Pramono Anung mengungkapkan bahwa bangunan sekolah tersebut terakhir direnovasi pada tahun 2011. Ia mengamati bahwa kerangka bangunan menunjukkan tanda-tanda kerusakan, seperti bagian yang masih utuh dan bagian lain yang berkarat, yang menyebabkan keruntuhan. “Tadi kalau melihat kerangkanya kelihatan dengan gampang bahwa ada yang masih utuh, ada yang berkarat yang kemudian menyebabkan kerusakan yang ada. Di beberapa tempat tadi kita lihat dengan gampang,” ujarnya.
Proses revitalisasi dijadwalkan paling lambat dimulai pada September 2026. Persiapan untuk penunjukan kontraktor pelaksana akan dimulai pada Agustus, termasuk proses penghapus bukuan aset. “Rehab ini akan dimulai paling lama adalah September. Paling lama September harus segera dimulai. Jadi Agustus persiapan penghapus bukuan, menunjuk pelaksana kontraktornya, dan bulan September sudah harus mulai dibangun di tempat ini,” jelas Pramono.

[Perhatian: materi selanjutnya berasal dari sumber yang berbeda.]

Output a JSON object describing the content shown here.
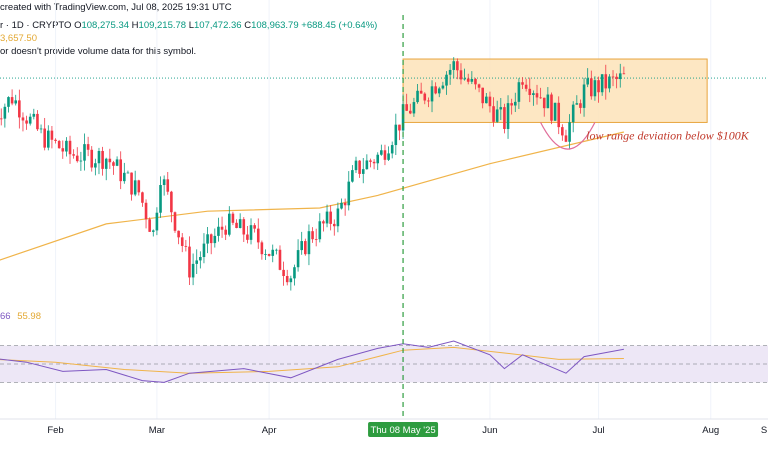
{
  "header": {
    "created": "created with TradingView.com, Jul 08, 2025 19:31 UTC",
    "symbol": "r · 1D · CRYPTO",
    "ohlc": {
      "o_label": "O",
      "o": "108,275.34",
      "h_label": "H",
      "h": "109,215.78",
      "l_label": "L",
      "l": "107,472.36",
      "c_label": "C",
      "c": "108,963.79",
      "change": "+688.45 (+0.64%)"
    },
    "ma_value": "3,657.50",
    "volume_note": "or doesn't provide volume data for this symbol."
  },
  "rsi_header": {
    "value": "66",
    "ma": "55.98"
  },
  "annotation": "low range deviation below $100K",
  "crosshair_label": "Thu 08 May '25",
  "x_axis": {
    "ticks": [
      {
        "label": "Feb",
        "date": "2025-02-01"
      },
      {
        "label": "Mar",
        "date": "2025-03-01"
      },
      {
        "label": "Apr",
        "date": "2025-04-01"
      },
      {
        "label": "Jun",
        "date": "2025-06-01"
      },
      {
        "label": "Jul",
        "date": "2025-07-01"
      },
      {
        "label": "Aug",
        "date": "2025-08-01"
      },
      {
        "label": "S",
        "date": "2025-09-01"
      }
    ]
  },
  "colors": {
    "up": "#089981",
    "down": "#f23645",
    "ma": "#f0b44a",
    "rsi": "#7e57c2",
    "rsi_ma": "#f0b44a",
    "range_fill": "#fde3b8",
    "range_stroke": "#e8a43c",
    "crosshair": "#2e9c3f",
    "arc": "#e06d9a",
    "annotation": "#c0392b",
    "rsi_band": "#ede7f6"
  },
  "chart_data": [
    {
      "type": "candlestick",
      "title": "",
      "x_start": "2025-01-15",
      "x_end": "2025-07-08",
      "price_line_y": 109000,
      "ma_200": {
        "name": "",
        "points": [
          {
            "x": "2025-01-15",
            "y": 80000
          },
          {
            "x": "2025-02-15",
            "y": 86000
          },
          {
            "x": "2025-03-15",
            "y": 88000
          },
          {
            "x": "2025-04-15",
            "y": 88500
          },
          {
            "x": "2025-05-01",
            "y": 90500
          },
          {
            "x": "2025-06-01",
            "y": 95500
          },
          {
            "x": "2025-07-08",
            "y": 100500
          }
        ]
      },
      "range_box": {
        "x_start": "2025-05-08",
        "x_end": "2025-07-31",
        "y_low": 102000,
        "y_high": 112000
      },
      "range_deviation_low": 98000,
      "close_anchors": [
        {
          "x": "2025-01-15",
          "y": 103000
        },
        {
          "x": "2025-01-20",
          "y": 106000
        },
        {
          "x": "2025-01-28",
          "y": 100000
        },
        {
          "x": "2025-02-05",
          "y": 97000
        },
        {
          "x": "2025-02-15",
          "y": 96500
        },
        {
          "x": "2025-02-24",
          "y": 91000
        },
        {
          "x": "2025-02-28",
          "y": 84500
        },
        {
          "x": "2025-03-02",
          "y": 94000
        },
        {
          "x": "2025-03-10",
          "y": 79000
        },
        {
          "x": "2025-03-20",
          "y": 86000
        },
        {
          "x": "2025-03-28",
          "y": 84000
        },
        {
          "x": "2025-04-07",
          "y": 78000
        },
        {
          "x": "2025-04-12",
          "y": 84000
        },
        {
          "x": "2025-04-20",
          "y": 87500
        },
        {
          "x": "2025-04-25",
          "y": 94500
        },
        {
          "x": "2025-05-02",
          "y": 97000
        },
        {
          "x": "2025-05-08",
          "y": 103000
        },
        {
          "x": "2025-05-22",
          "y": 111000
        },
        {
          "x": "2025-06-05",
          "y": 102000
        },
        {
          "x": "2025-06-10",
          "y": 109500
        },
        {
          "x": "2025-06-17",
          "y": 105000
        },
        {
          "x": "2025-06-22",
          "y": 100500
        },
        {
          "x": "2025-06-27",
          "y": 107000
        },
        {
          "x": "2025-07-08",
          "y": 108964
        }
      ]
    },
    {
      "type": "line",
      "title": "",
      "ylim": [
        0,
        100
      ],
      "bands": [
        70,
        50,
        30
      ],
      "series": [
        {
          "name": "",
          "points": [
            {
              "x": "2025-01-15",
              "y": 56
            },
            {
              "x": "2025-01-24",
              "y": 52
            },
            {
              "x": "2025-02-03",
              "y": 42
            },
            {
              "x": "2025-02-15",
              "y": 44
            },
            {
              "x": "2025-02-25",
              "y": 32
            },
            {
              "x": "2025-03-03",
              "y": 30
            },
            {
              "x": "2025-03-10",
              "y": 40
            },
            {
              "x": "2025-03-25",
              "y": 45
            },
            {
              "x": "2025-04-07",
              "y": 35
            },
            {
              "x": "2025-04-20",
              "y": 55
            },
            {
              "x": "2025-05-01",
              "y": 67
            },
            {
              "x": "2025-05-08",
              "y": 72
            },
            {
              "x": "2025-05-15",
              "y": 68
            },
            {
              "x": "2025-05-22",
              "y": 75
            },
            {
              "x": "2025-06-01",
              "y": 60
            },
            {
              "x": "2025-06-05",
              "y": 45
            },
            {
              "x": "2025-06-10",
              "y": 60
            },
            {
              "x": "2025-06-22",
              "y": 40
            },
            {
              "x": "2025-06-27",
              "y": 58
            },
            {
              "x": "2025-07-08",
              "y": 66
            }
          ]
        },
        {
          "name": "",
          "points": [
            {
              "x": "2025-01-15",
              "y": 55
            },
            {
              "x": "2025-02-01",
              "y": 52
            },
            {
              "x": "2025-02-20",
              "y": 44
            },
            {
              "x": "2025-03-10",
              "y": 40
            },
            {
              "x": "2025-04-01",
              "y": 42
            },
            {
              "x": "2025-04-20",
              "y": 47
            },
            {
              "x": "2025-05-08",
              "y": 65
            },
            {
              "x": "2025-05-22",
              "y": 68
            },
            {
              "x": "2025-06-05",
              "y": 62
            },
            {
              "x": "2025-06-20",
              "y": 55
            },
            {
              "x": "2025-07-08",
              "y": 56
            }
          ]
        }
      ]
    }
  ]
}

Total anggaran yang disiapkan untuk revitalisasi SDN Kebayoran Lama Selatan 09 ini mencapai Rp 48,1 miliar. “Untuk di tempat ini anggarannya seperti yang saya sebutkan tadi Rp 48,1 miliar,” tutupnya.
Sebelumnya diberitakan, bangunan SDN Kebayoran Lama Selatan 09 roboh pada 27 November 2024 saat masa libur pilkada. Peristiwa ini menyebabkan lima ruangan, termasuk empat ruang kelas dan satu ruang Unit Kesehatan Sekolah (UKS), ambruk. Akibatnya, para siswa terpaksa menumpang belajar di sekolah lain.

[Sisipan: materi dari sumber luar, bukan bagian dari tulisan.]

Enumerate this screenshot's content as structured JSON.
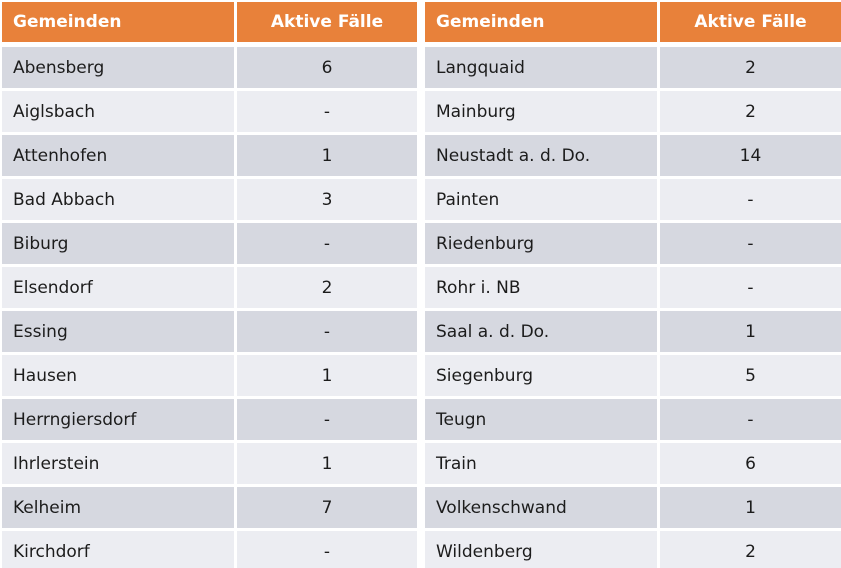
{
  "table": {
    "header": {
      "gemeinden": "Gemeinden",
      "aktive_faelle": "Aktive Fälle"
    },
    "left_rows": [
      {
        "gemeinde": "Abensberg",
        "faelle": "6"
      },
      {
        "gemeinde": "Aiglsbach",
        "faelle": "-"
      },
      {
        "gemeinde": "Attenhofen",
        "faelle": "1"
      },
      {
        "gemeinde": "Bad Abbach",
        "faelle": "3"
      },
      {
        "gemeinde": "Biburg",
        "faelle": "-"
      },
      {
        "gemeinde": "Elsendorf",
        "faelle": "2"
      },
      {
        "gemeinde": "Essing",
        "faelle": "-"
      },
      {
        "gemeinde": "Hausen",
        "faelle": "1"
      },
      {
        "gemeinde": "Herrngiersdorf",
        "faelle": "-"
      },
      {
        "gemeinde": "Ihrlerstein",
        "faelle": "1"
      },
      {
        "gemeinde": "Kelheim",
        "faelle": "7"
      },
      {
        "gemeinde": "Kirchdorf",
        "faelle": "-"
      }
    ],
    "right_rows": [
      {
        "gemeinde": "Langquaid",
        "faelle": "2"
      },
      {
        "gemeinde": "Mainburg",
        "faelle": "2"
      },
      {
        "gemeinde": "Neustadt a. d. Do.",
        "faelle": "14"
      },
      {
        "gemeinde": "Painten",
        "faelle": "-"
      },
      {
        "gemeinde": "Riedenburg",
        "faelle": "-"
      },
      {
        "gemeinde": "Rohr i. NB",
        "faelle": "-"
      },
      {
        "gemeinde": "Saal a. d. Do.",
        "faelle": "1"
      },
      {
        "gemeinde": "Siegenburg",
        "faelle": "5"
      },
      {
        "gemeinde": "Teugn",
        "faelle": "-"
      },
      {
        "gemeinde": "Train",
        "faelle": "6"
      },
      {
        "gemeinde": "Volkenschwand",
        "faelle": "1"
      },
      {
        "gemeinde": "Wildenberg",
        "faelle": "2"
      }
    ]
  },
  "colors": {
    "header_background": "#E8813A",
    "header_text": "#ffffff",
    "row_dark": "#D6D8E0",
    "row_light": "#ECEDF2",
    "body_text": "#1c1c1c",
    "divider": "#ffffff"
  }
}
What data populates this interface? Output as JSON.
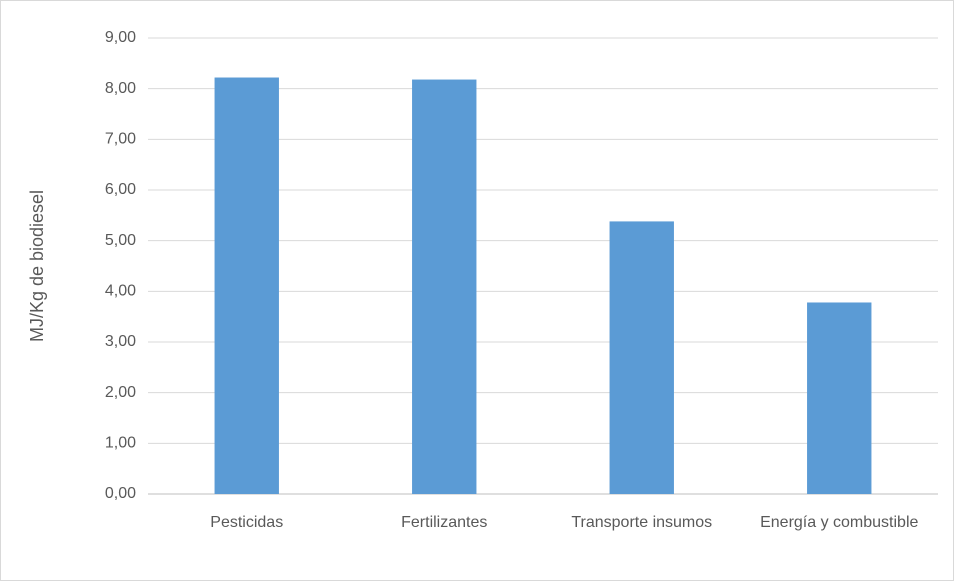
{
  "chart_data": {
    "type": "bar",
    "y_label": "MJ/Kg de biodiesel",
    "categories": [
      "Pesticidas",
      "Fertilizantes",
      "Transporte insumos",
      "Energía y combustible"
    ],
    "values": [
      8.22,
      8.18,
      5.38,
      3.78
    ],
    "color": "#5b9bd5",
    "ylim": [
      0,
      9
    ],
    "yticks": [
      {
        "value": 0,
        "label": "0,00"
      },
      {
        "value": 1,
        "label": "1,00"
      },
      {
        "value": 2,
        "label": "2,00"
      },
      {
        "value": 3,
        "label": "3,00"
      },
      {
        "value": 4,
        "label": "4,00"
      },
      {
        "value": 5,
        "label": "5,00"
      },
      {
        "value": 6,
        "label": "6,00"
      },
      {
        "value": 7,
        "label": "7,00"
      },
      {
        "value": 8,
        "label": "8,00"
      },
      {
        "value": 9,
        "label": "9,00"
      }
    ],
    "grid": true
  }
}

Salah satu orang tua murid kelas 5, Evi (33), menjelaskan bahwa kegiatan belajar-mengajar saat ini dilakukan di SDN Kebayoran Lama Selatan 11 yang lokasinya bersebelahan. “Untuk KBM-nya (kegiatan belajar-mengajar) jadi anak-anak kita numpang. Numpang gitu di numpang di SDN Kebayoran Lama 11. Kebayoran Lama 11 Selatan, kebetulan kan memang sebelahan. Jadi kita numpang di sana,” kata Evi.
Kondisi ini menyebabkan para siswa SDN Kebayoran Lama Selatan 09 yang sebelumnya belajar pagi, kini harus bergeser ke jadwal siang. Mereka harus menunggu selesainya kegiatan belajar-mengajar di SDN Kebayoran Lama Selatan 11.